The new law also aims to end customary cash gifts exchanged among Church officials and those with whom they work, by prohibiting officials from receiving nearly any gift of cash. Such gifts came under heavy criticism in the wake of the Theodore McCarrick scandal.
The law comes days after the Vatican faced criticism for past investments in pharmaceutical companies which produce abortifacient drugs, and ahead of a new report on the Vatican from international anti-money laundering watchdogs.
The pope published on Thursday a motu proprio, “On provisions on transparency in the management of public finances,” which provides new standards for senior officials, including a required declaration of their personal financial interests and an affirmation that they are not subject to international criminal investigations.

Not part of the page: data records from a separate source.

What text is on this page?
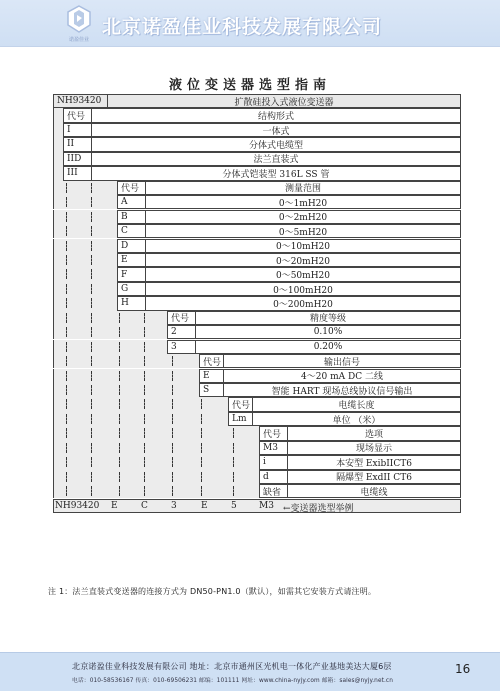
诺盈佳业
北京诺盈佳业科技发展有限公司
液位变送器选型指南
NH93420	扩散硅投入式液位变送器
代号	结构形式
I	一体式
II	分体式电缆型
IID	法兰直装式
III	分体式铠装型 316L SS 管
代号	测量范围
A	0～1mH20
B	0～2mH20
C	0～5mH20
D	0～10mH20
E	0～20mH20
F	0～50mH20
G	0～100mH20
H	0～200mH20
代号	精度等级
2	0.10%
3	0.20%
代号	输出信号
E	4～20 mA DC 二线
S	智能 HART 现场总线协议信号输出
代号	电缆长度
Lm	单位 （米）
代号	选项
M3	现场显示
i	本安型 ExibIICT6
d	隔爆型 ExdII CT6
缺省	电缆线
NH93420 E	C	3	E	5 M3 ←变送器选型举例
注 1：法兰直装式变送器的连接方式为 DN50-PN1.0（默认），如需其它安装方式请注明。
北京诺盈佳业科技发展有限公司 地址：北京市通州区光机电一体化产业基地美达大厦6层
电话：010-58536167 传真：010-69506231 邮编：101111 网址：www.china-nyjy.com 邮箱：sales@nyjy.net.cn
16
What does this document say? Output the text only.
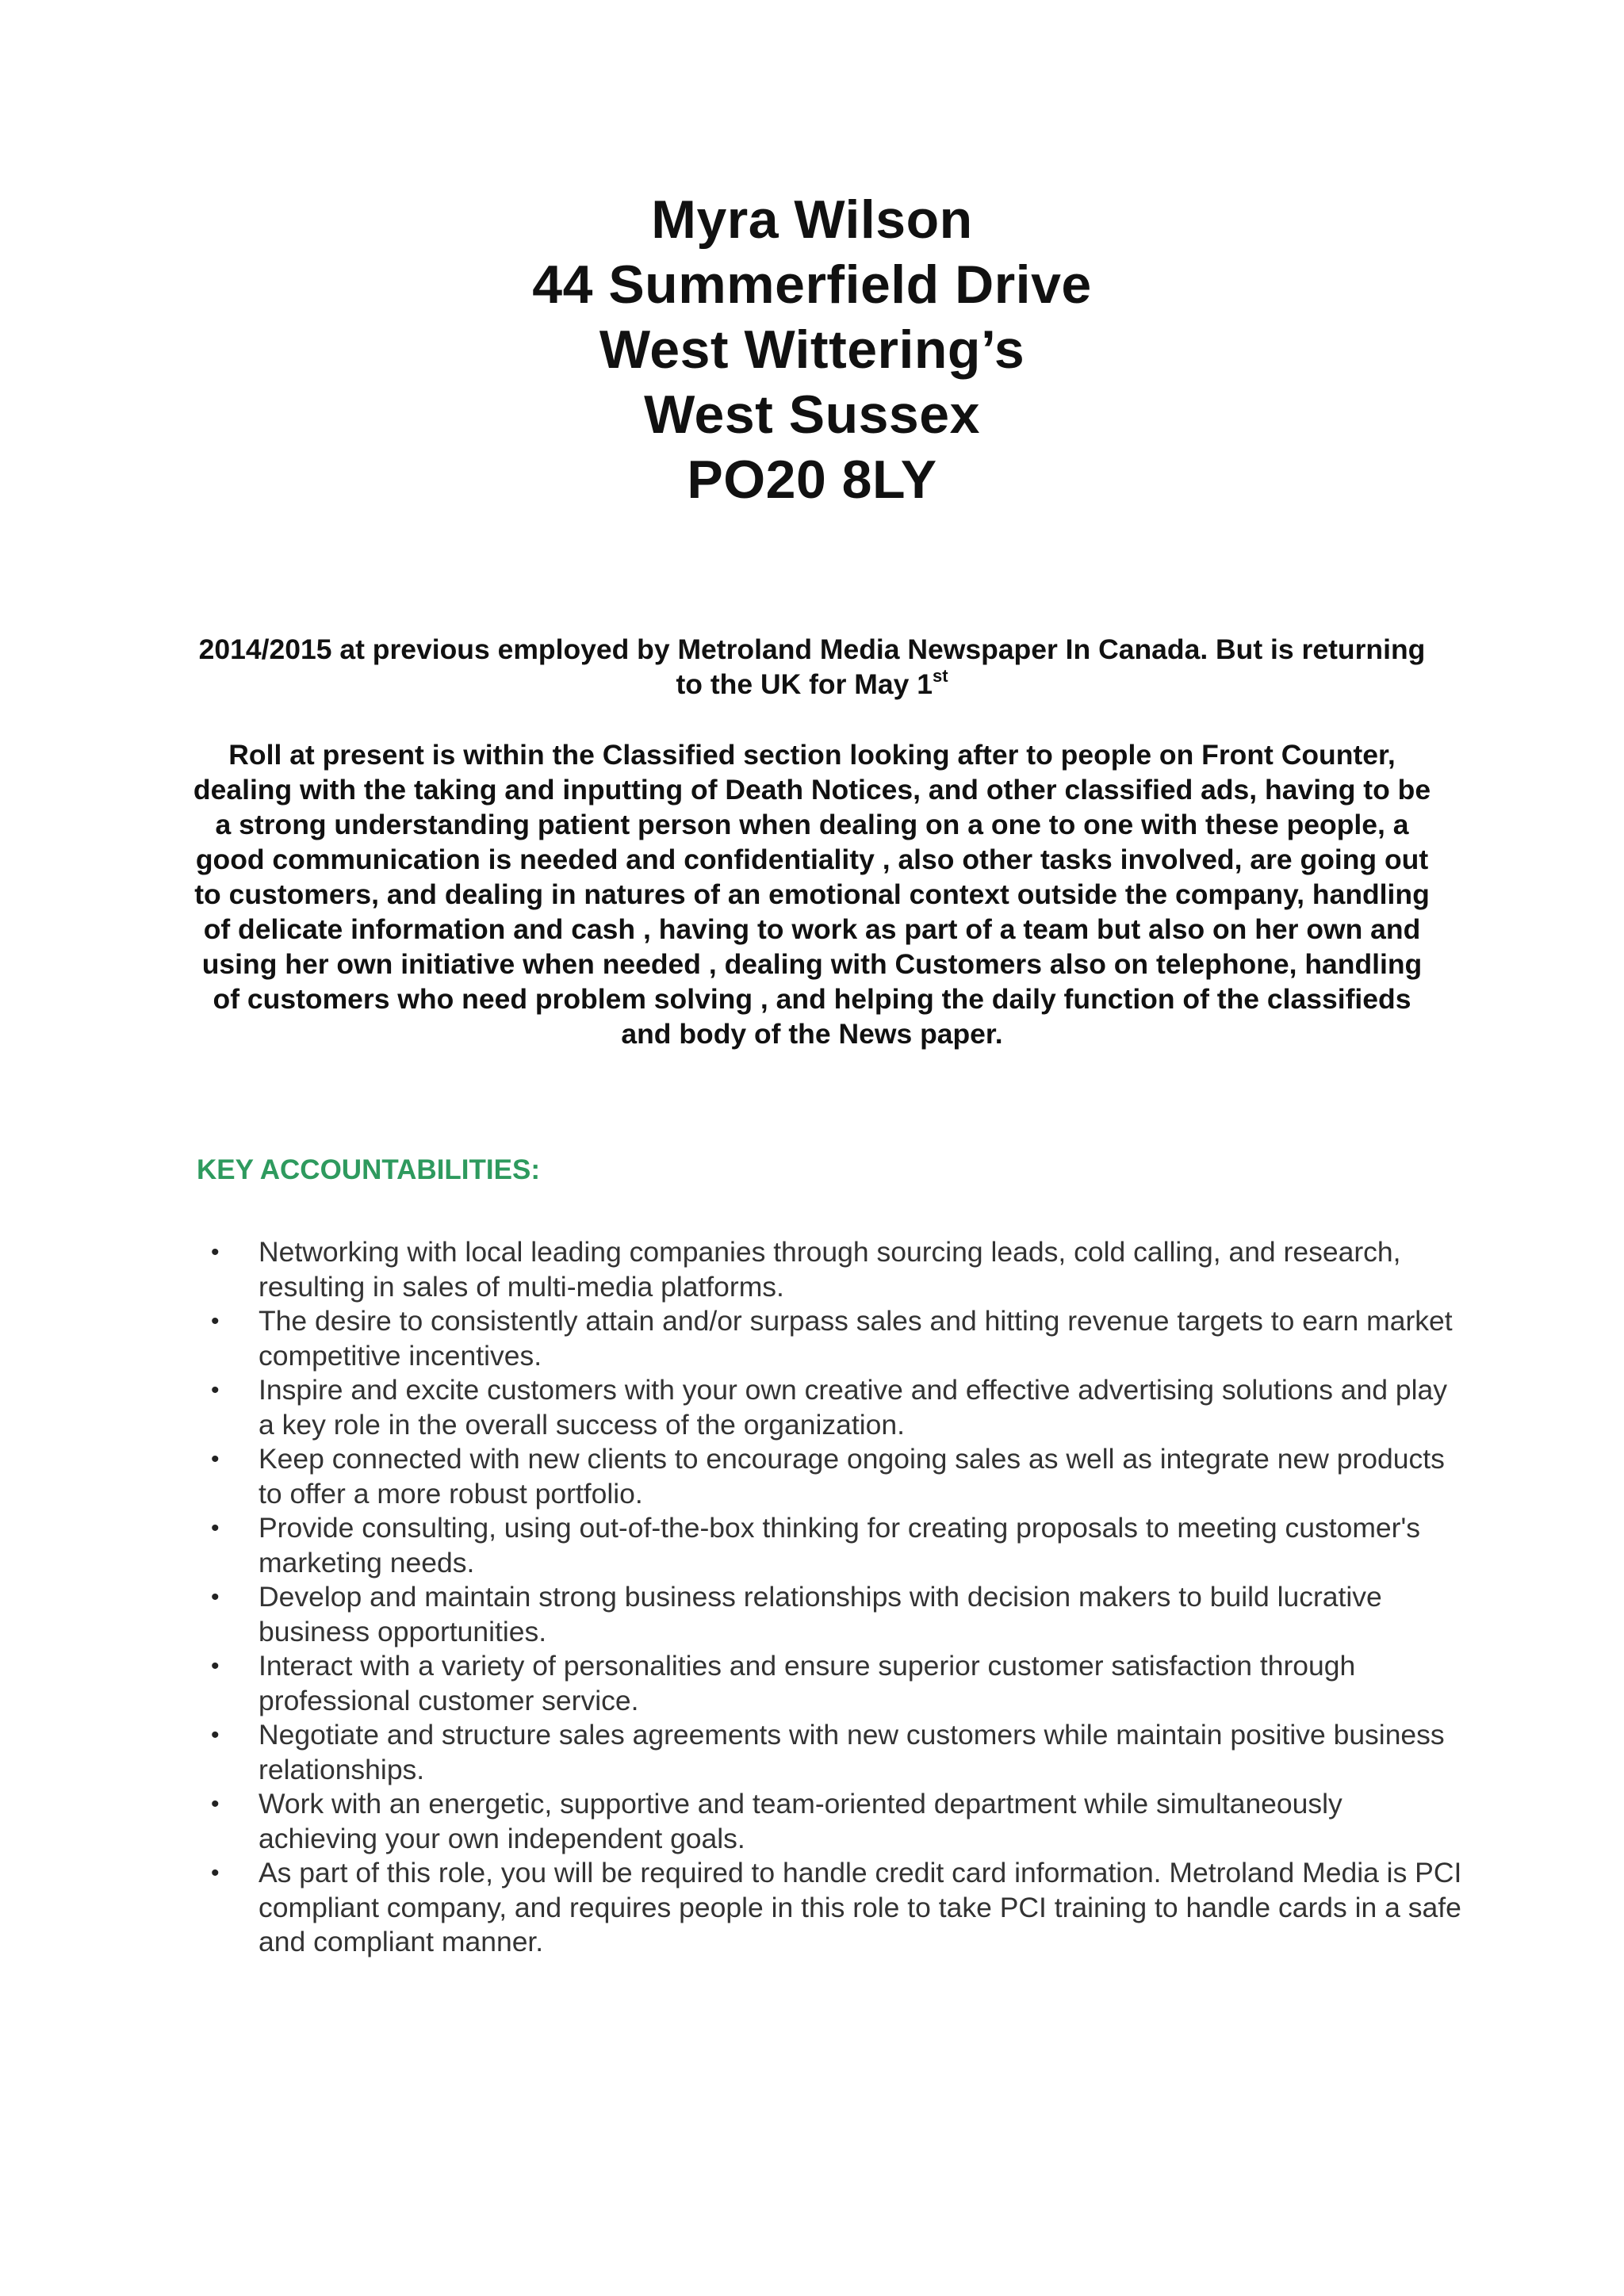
Myra Wilson
44 Summerfield Drive
West Wittering’s
West Sussex
PO20 8LY

2014/2015 at previous employed by Metroland Media Newspaper In Canada. But is returning to the UK for May 1st

Roll at present is within the Classified section looking after to people on Front Counter, dealing with the taking and inputting of Death Notices, and other classified ads, having to be a strong understanding patient person when dealing on a one to one with these people, a good communication is needed and confidentiality , also other tasks involved, are going out to customers, and dealing in natures of an emotional context outside the company, handling of delicate information and cash , having to work as part of a team but also on her own and using her own initiative when needed , dealing with Customers also on telephone, handling of customers who need problem solving , and helping the daily function of the classifieds and body of the News paper.

KEY ACCOUNTABILITIES:
• Networking with local leading companies through sourcing leads, cold calling, and research, resulting in sales of multi-media platforms.
• The desire to consistently attain and/or surpass sales and hitting revenue targets to earn market competitive incentives.
• Inspire and excite customers with your own creative and effective advertising solutions and play a key role in the overall success of the organization.
• Keep connected with new clients to encourage ongoing sales as well as integrate new products to offer a more robust portfolio.
• Provide consulting, using out-of-the-box thinking for creating proposals to meeting customer's marketing needs.
• Develop and maintain strong business relationships with decision makers to build lucrative business opportunities.
• Interact with a variety of personalities and ensure superior customer satisfaction through professional customer service.
• Negotiate and structure sales agreements with new customers while maintain positive business relationships.
• Work with an energetic, supportive and team-oriented department while simultaneously achieving your own independent goals.
• As part of this role, you will be required to handle credit card information. Metroland Media is PCI compliant company, and requires people in this role to take PCI training to handle cards in a safe and compliant manner.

The new rules also single out specific behaviors by curial officials and senior churchmen subject to media criticism in recent months, and even days, suggesting that Francis is continuing to take direct legal action in the light of the ongoing financial scandals at the Vatican.
Specifically prohibited are “shareholdings or interests of any kind in companies or firms operating for purposes and in sectors contrary to the Social Doctrine of the Church.”